Of course, the rapidly accelerating carbon emissions from human activity energized by the burning of fossil fuel since around 1950 has been so great that scientists have labeled it “the Great Acceleration.” Scientists expect total global emissions to continue rising next year since most nations are doing so little to curtail even more carbon spewing into the atmosphere. Despite the international agreements signed by almost every nation at the 2015 Paris Climate talks, no nation has taken serious steps to control their emissions since then. The scope of the necessary response is daunting at best. Every nation seems to be waiting for someone else to take the first step. Yet, the problem is now, with no time to delay to avoid global catastrophe.

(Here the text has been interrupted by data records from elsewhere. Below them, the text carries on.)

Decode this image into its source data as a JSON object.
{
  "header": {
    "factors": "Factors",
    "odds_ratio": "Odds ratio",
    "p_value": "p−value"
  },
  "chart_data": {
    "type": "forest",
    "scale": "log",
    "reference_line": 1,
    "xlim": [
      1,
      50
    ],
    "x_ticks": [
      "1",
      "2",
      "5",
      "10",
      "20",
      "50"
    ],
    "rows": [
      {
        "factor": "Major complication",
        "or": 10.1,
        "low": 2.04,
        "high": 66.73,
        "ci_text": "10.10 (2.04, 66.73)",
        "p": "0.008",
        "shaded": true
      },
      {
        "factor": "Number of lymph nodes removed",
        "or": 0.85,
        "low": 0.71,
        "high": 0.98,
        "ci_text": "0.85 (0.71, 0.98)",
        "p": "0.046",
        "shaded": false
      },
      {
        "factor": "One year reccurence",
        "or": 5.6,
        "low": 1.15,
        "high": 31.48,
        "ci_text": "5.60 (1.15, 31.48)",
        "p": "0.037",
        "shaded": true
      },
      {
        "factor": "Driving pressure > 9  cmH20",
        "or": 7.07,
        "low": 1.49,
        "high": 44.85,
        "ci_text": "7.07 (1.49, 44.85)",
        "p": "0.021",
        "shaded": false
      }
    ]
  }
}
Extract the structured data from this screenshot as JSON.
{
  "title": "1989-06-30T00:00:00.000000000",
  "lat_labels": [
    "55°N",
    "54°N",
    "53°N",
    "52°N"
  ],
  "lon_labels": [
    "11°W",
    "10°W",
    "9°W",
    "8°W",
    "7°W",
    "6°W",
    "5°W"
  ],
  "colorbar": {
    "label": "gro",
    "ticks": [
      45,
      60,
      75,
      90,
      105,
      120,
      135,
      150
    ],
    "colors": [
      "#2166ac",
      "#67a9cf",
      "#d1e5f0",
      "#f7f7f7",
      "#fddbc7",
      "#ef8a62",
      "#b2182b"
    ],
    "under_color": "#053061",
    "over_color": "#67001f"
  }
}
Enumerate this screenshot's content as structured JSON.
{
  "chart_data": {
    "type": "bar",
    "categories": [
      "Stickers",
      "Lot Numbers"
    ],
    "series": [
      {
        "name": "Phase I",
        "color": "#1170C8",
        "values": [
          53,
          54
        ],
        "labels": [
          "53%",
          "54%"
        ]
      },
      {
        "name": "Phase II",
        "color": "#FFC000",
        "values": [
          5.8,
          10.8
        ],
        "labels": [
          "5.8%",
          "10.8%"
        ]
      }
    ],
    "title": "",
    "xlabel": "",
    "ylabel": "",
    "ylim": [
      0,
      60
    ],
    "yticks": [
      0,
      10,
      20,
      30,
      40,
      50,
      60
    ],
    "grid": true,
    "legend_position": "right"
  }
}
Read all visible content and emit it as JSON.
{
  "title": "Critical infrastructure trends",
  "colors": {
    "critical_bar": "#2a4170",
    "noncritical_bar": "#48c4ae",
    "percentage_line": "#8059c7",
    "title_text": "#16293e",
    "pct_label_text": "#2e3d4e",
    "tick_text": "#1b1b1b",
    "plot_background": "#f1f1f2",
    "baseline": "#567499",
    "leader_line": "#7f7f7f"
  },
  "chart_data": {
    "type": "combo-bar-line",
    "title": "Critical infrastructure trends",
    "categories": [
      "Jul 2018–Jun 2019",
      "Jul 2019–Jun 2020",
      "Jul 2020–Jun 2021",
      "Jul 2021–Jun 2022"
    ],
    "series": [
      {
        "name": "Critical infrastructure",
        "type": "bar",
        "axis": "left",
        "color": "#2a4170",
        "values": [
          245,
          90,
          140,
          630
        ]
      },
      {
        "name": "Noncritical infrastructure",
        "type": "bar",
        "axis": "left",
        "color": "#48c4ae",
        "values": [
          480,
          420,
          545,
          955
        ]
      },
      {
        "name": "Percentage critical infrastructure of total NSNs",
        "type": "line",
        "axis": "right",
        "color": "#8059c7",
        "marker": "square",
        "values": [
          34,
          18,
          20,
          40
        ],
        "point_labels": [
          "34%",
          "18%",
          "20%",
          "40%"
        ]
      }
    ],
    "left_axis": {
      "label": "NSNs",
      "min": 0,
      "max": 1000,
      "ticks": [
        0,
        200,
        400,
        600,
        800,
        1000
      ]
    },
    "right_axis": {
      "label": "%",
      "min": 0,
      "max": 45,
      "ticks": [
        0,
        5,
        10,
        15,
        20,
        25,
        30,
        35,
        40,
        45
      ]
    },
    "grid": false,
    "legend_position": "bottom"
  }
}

So, as with several other treaty obligations, such as the international agreement to restrict Iran’s nuclear weapons capability, Trump decided to withdraw from the Paris Climate Accords. You might argue that the withdrawal doesn’t really matter since the agreement has no teeth. The agreed reductions are not mandatory, just vague intentions.

No nation’s leaders want to jeopardize economic growth or bear the costs of complying with the agreements. However, the costs of failure to do so will be so great to the human condition that such concerns appear to be somewhere on the far side of foolish. Besides, the process of converting to clean (solar and wind) sources of energy production will create more jobs than so-called leaders can imagine. So will programs to insulate existing buildings, which contribute a lot of the energy waste worldwide. So, why do the world’s leaders balk at doing the right thing?

Nihilist Power Elites Overpower the Public Interest

The problem, of course, is that such major economic transformations threaten existing financial interests of the world’s power elites. The most powerful financial interests in the world are closely tied to the fossil fuel industry. The further enrichment of the richest of the rich is also good for business at various Trump Towers around the world. The petulant president is enriching himself by enriching the ultra-rich elites of the world.

For the nihilist, nothing is forbidden. The only value is to exercise more and more power to satisfy the endless narcissistic demands of the sociopath. Of course, when such practices become a central feature of government, the threat of rising fascism grows with every moral transgression. Every act of demagoguery attempting to incite mass fear and anger in support of the self-imagined authoritarian ruler is another step on the road to fascist dictatorship. Do not believe those who say, “It can’t happen here.”